But even before the last brick was laid, the housing market in Manassas Park crashed, sending one in four homeowners into foreclosure and leaving many others underwater on their mortgages. Median home prices tumbled as much as 60 percent. Property tax revenue fell off a cliff. By the time the $20 million community center was finished in 2010, the city was in a position familiar to millions of Americans: digging its way out of debt.
“To say the housing market had an impact on us is an understatement,” said Michael D. Wine, chairman of the Manassas Park School Board. “We’re a small city. Being so small, even the little things are bigger for us.”
Cities across the country are in similar straits, mired in the long tail of a historic housing meltdown and recession. Many will be coping with the financial fallout of the bust for years to come even as the housing market recovers, said Michael Pagano, a municipal finance expert at the University of Illinois at Chicago.
The pain is most evident in California, where three cities have declared bankruptcy this year: Mammoth Lakes, Stockton and San Bernardino.
By comparison, municipalities in the Washington region have weathered the downturn with less long-term damage to their bottom lines.
Manassas Park, or “The Park,” as locals call it, is in a tougher spot than most. The plunge in its property tax revenue has been compounded by its debt, at $131 million.
Paying down that debt is eating up a growing share of the city’s budget. In the past year, $6.5 million, or almost 19 percent of city spending, went toward debt service, city officials said. By 2016, those payments are scheduled to reach $10 million — a prospect that alarms some local fiscal watchdogs.
Without deep spending cuts or new sources of revenue, “I don’t see a path out,” said Greg Letiecq, 58, a conservative who blogs about Prince William County, Manassas and Manassas Park and often rails against tax increases, government spending and illegal immigration. “There’s arithmetic that doesn’t seem to work.”
The boom years
On a map, Manassas Park, about 30 miles southwest of Washington, looks like a small key tucked inside Prince William. First incorporated as a town in 1957 and later as a city in 1975, Manassas Park is big-city exurb-meets-Mayberry: It is large enough to support its own police force and school system yet small enough to have a mayor and a School Board chairman who were Cub Scouts together.
Along with the city of Manassas and surrounding Prince William County, Manassas Park had some of the region’s sharpest swings in home prices and highest foreclosure rates.

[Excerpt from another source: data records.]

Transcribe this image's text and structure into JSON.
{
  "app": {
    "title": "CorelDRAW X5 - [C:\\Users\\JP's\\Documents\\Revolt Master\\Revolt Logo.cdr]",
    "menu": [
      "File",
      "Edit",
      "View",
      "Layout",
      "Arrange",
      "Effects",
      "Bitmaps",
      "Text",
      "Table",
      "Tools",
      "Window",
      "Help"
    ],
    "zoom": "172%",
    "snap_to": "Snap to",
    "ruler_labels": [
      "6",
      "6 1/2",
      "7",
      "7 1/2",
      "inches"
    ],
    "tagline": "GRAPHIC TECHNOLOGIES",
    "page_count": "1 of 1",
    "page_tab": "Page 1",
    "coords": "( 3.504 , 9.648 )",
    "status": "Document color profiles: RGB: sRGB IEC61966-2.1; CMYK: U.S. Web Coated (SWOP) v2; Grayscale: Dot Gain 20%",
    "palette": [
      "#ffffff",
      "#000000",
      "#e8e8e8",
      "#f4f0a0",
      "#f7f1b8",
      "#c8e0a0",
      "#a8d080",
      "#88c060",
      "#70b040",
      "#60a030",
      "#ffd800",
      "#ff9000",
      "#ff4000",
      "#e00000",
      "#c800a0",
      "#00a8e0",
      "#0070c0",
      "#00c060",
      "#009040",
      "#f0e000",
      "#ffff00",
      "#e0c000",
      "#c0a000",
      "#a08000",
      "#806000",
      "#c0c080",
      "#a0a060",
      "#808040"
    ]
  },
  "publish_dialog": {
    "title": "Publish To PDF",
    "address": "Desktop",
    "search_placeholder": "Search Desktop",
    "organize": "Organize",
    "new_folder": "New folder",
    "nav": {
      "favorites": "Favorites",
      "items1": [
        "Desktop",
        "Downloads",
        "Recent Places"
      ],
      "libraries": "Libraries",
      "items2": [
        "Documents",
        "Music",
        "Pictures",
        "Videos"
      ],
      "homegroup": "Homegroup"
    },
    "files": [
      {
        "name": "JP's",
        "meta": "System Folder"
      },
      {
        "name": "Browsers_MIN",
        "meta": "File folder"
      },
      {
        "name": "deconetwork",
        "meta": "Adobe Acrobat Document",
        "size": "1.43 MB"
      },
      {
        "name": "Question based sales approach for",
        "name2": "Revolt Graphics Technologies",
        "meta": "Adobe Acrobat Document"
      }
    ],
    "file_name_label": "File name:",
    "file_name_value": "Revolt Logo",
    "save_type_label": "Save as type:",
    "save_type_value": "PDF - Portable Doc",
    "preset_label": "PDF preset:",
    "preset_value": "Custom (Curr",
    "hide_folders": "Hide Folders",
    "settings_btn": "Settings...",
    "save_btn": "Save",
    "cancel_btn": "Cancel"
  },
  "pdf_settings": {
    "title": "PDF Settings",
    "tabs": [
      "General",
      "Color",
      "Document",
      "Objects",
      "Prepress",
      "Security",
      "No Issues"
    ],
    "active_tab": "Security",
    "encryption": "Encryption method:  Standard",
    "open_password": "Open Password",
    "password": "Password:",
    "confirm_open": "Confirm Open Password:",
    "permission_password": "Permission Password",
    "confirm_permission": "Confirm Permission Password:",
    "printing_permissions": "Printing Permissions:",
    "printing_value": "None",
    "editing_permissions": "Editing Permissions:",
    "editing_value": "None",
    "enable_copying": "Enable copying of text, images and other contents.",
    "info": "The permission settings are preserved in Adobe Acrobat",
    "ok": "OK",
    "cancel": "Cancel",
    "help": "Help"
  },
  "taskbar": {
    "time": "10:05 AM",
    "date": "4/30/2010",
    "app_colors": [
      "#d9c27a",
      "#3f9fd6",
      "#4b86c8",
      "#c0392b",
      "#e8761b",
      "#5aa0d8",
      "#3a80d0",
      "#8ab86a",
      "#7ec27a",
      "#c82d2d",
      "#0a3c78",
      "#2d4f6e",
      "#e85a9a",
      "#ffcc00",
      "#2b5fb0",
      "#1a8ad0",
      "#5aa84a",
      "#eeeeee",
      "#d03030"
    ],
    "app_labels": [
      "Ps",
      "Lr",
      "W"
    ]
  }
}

Between 2005 and 2007, the city’s tax base increased by 60 percent. Manassas Park officials seized the opportunity to make improvements to its makeshift collection of public buildings. For years, the fire and police departments shared a metal building. City Hall was a converted house. The community center was little more than a gym and some classrooms that hardly anyone used. And the school system was running out of space because of an influx of students. Since 2000, the city’s population has increased by 50 percent, census data show.